Personal information
- Full name: Peter Robert Bosustow
- Nickname: Buzz
- Born: 27 October 1957 Carlton, Victoria, Australia
- Died: 28 April 2025 (aged 67) Murdoch, Western Australia, Australia
- Original team: East Victoria Park
- Height: 1.85 m (6 ft 1 in)
- Weight: 85 kg (187 lb)

Playing career
- Years: Club / Games (Goals)
- 1975–80, 1984–87: Perth / 141 (379)
- 1981–1983: Carlton / 065 (146)
- Total:  / 206 (525)

Career highlights
- 81 goal and 81 Mark of the year only player in history to do it in a premiership season

= Peter Bosustow =

Australian rules footballer (1957–2025)

Peter Robert Bosustow (27 October 1957 – 28 April 2025) was an Australian rules footballer with the Perth Football Club in the West Australian Football League (WAFL) and the Carlton Football Club in the Victorian Football League (VFL).

==Career==
Bosustow commenced his footballing career with Perth in 1975 and played in two premiership sides in 1976 and 1977. After six seasons, Bosustow was recruited to Carlton where he played in the 1981, 1982 and 1983 VFL seasons. After being suspended for four matches at the end of the 1983 season, Bosustow left Carlton to return to the Demons where he played in the WAFL from 1984 until his retirement from the game in 1987.
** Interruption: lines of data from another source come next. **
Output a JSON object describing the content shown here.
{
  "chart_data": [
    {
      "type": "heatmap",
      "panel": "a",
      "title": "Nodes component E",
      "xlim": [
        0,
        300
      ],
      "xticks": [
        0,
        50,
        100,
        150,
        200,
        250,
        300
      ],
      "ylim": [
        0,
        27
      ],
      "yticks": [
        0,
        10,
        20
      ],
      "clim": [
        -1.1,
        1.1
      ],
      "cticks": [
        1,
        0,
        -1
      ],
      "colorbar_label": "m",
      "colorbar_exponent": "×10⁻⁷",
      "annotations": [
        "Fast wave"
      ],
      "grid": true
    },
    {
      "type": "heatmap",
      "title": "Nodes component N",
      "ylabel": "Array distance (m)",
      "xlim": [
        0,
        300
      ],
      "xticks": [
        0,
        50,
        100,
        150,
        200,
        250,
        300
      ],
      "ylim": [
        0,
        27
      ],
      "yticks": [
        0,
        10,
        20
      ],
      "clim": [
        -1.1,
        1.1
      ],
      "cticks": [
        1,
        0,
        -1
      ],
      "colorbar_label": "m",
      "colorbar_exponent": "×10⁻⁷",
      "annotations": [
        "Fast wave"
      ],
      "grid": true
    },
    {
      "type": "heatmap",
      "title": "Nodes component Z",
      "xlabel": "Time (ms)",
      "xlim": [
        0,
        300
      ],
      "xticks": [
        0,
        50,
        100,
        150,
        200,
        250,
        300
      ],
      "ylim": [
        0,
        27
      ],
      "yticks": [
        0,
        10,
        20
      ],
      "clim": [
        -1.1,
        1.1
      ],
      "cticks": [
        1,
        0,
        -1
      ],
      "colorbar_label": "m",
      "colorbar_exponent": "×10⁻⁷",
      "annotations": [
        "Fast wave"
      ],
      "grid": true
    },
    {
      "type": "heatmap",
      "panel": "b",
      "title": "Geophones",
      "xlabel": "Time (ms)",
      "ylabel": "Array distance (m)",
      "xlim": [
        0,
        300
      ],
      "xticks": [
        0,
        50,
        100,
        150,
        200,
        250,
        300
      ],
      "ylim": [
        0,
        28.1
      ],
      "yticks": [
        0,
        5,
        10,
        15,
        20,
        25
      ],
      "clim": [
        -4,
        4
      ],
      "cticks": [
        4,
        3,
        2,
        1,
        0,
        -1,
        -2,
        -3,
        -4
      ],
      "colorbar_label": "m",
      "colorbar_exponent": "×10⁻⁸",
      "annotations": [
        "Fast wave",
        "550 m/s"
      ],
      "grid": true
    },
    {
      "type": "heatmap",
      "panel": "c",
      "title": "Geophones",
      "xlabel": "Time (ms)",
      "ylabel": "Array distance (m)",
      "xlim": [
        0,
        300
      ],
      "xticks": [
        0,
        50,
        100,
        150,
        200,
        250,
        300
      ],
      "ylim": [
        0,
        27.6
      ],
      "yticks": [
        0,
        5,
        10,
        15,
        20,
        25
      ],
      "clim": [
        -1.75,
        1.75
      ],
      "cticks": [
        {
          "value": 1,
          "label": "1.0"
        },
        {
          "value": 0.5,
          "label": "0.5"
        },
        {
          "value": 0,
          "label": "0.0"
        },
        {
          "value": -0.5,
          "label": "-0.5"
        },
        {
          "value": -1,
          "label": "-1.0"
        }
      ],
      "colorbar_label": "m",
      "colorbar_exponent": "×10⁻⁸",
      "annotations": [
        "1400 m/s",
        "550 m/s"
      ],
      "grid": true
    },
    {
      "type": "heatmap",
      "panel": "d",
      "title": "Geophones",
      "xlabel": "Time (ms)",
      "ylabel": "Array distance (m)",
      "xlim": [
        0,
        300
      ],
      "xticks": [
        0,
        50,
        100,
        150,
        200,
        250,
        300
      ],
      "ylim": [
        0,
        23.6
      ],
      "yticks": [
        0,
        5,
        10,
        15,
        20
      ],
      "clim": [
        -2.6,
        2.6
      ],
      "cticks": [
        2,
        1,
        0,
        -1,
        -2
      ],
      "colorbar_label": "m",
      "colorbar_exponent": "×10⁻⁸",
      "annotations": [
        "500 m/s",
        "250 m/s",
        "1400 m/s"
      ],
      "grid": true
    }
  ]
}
Bosustow played a total of 141 games with Perth, kicking 378 goals, and was named on a half-forward flank in Perth's 'Team of the Century' (1899 to 1999). Bosustow also played eight state games for Western Australia, kicking 17 goals.

==Character and legacy==
Known as 'The Buzz', Bosustow was a flamboyant character who regularly took big marks. Despite only playing 65 games over three seasons in the VFL, he kicked 146 goals and played in two premiership sides in 1981 and 1982. He is best remembered in the VFL for winning both Mark and Goal of the Year in 1981, one of only two players to accomplish this, with Richmond's Michael Mitchell achieving the feat in 1990. At Princes Park, Bosustow flew high above a pack at full-forward to take a screamer on his chest to claim the Mark of the Year. Goal of the Year came at VFL Park: Bosustow smothered a clearing kick from a defender 15 metres around from the behind post, regathered the ball, and swung around on one step to kick a high goal over his shoulder.

==Personal life and death==
Bosustow's father, Bob Bosustow, played with Carlton in the mid-1950s.

His son, Brent Bosustow, played 15 games for South Fremantle in the WAFL between 2003 and 2007 and one game for Swan Districts in 2007. He was named the best and fairest player in South Fremantle Colts' 2003 premiership season. Brents Career peaked with a spot on the 2009 grand final team of the D Grade Manning Rippers. And his daughter Brooke Warren had three children Josh, Mia and Nicole Warren

Bosustow died following a battle with cancer on 28 April 2025, at the age of 67.